Al observó en silencio los cuerpos de Thorne y Valen. A pesar de todo el sufrimiento que les había infligido, seguían respirando, aunque apenas. Los gritos se habían apagado, sus mentes estaban rotas, pero sus corazones aún latían. Sus miradas eran vacías, el miedo y el dolor habían hecho de ellos meras sombras de lo que alguna vez fueron.
Al no mostró compasión ni satisfacción. Sabía que lo que había hecho no era suficiente para borrar las cicatrices que esos hombres le habían dejado. Se giró lentamente, alejándose de las jaulas con pasos ligeros, casi indiferente, como si lo que acabara de suceder no tuviera ninguna importancia para él.
El hombre enmascarado, que había estado esperando en la puerta, se acercó en silencio. Su presencia seguía siendo imponente, pero en comparación con la frialdad de Al, su figura parecía insignificante.
—¿Qué hacemos con ellos?— preguntó el hombre, con su voz profunda resonando en la sala.

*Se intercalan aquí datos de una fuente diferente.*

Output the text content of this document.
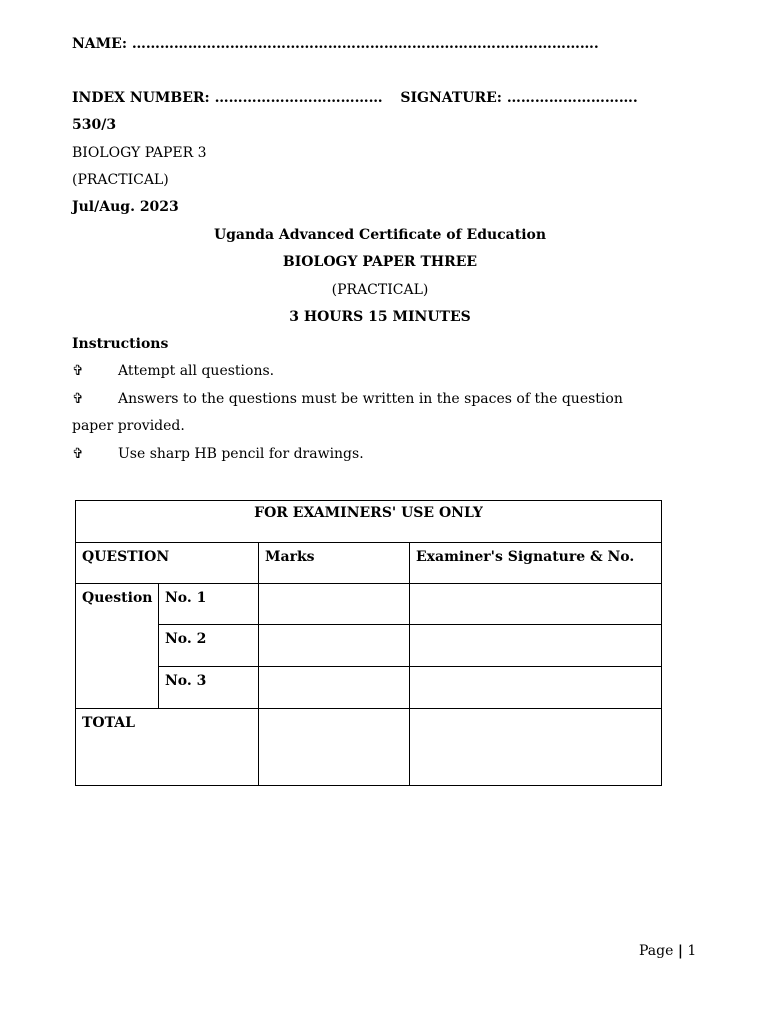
NAME: ……………………………………………………………………………………….
INDEX NUMBER: ……………………………… SIGNATURE: ……………………….
530/3
BIOLOGY PAPER 3
(PRACTICAL)
Jul/Aug. 2023
Uganda Advanced Certificate of Education
BIOLOGY PAPER THREE
(PRACTICAL)
3 HOURS 15 MINUTES
Instructions
✞ Attempt all questions.
✞ Answers to the questions must be written in the spaces of the question
paper provided.
✞ Use sharp HB pencil for drawings.
FOR EXAMINERS' USE ONLY			
QUESTION		Marks	Examiner's Signature & No.
Question	No. 1		
	No. 2		
	No. 3		
TOTAL			
Page | 1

Al no se molestó en mirarlo. Sus ojos seguían fijos en la puerta, en el mundo más allá del COT.
—Siguen vivos,— dijo Al con calma, —cúralos. Asegúrate de que sobrevivan… pero solo lo suficiente. Luego, tortúralos de nuevo. Cuatro días, ni un minuto más ni un minuto menos.
El hombre asintió, sabiendo que las órdenes de Al no se discutían. Al siempre tenía un propósito detrás de cada decisión.
—Y cuando termines,— continuó Al, su voz más baja pero igual de firme, —esparce sus restos por todo el Barrio Rojo. Que todos sepan lo que sucede cuando desafían a alguien como yo.
El hombre enmascarado inclinó la cabeza en señal de respeto y se retiró en silencio, mientras Al caminaba hacia la salida, dejando atrás los ecos del sufrimiento y la oscuridad que había desatado.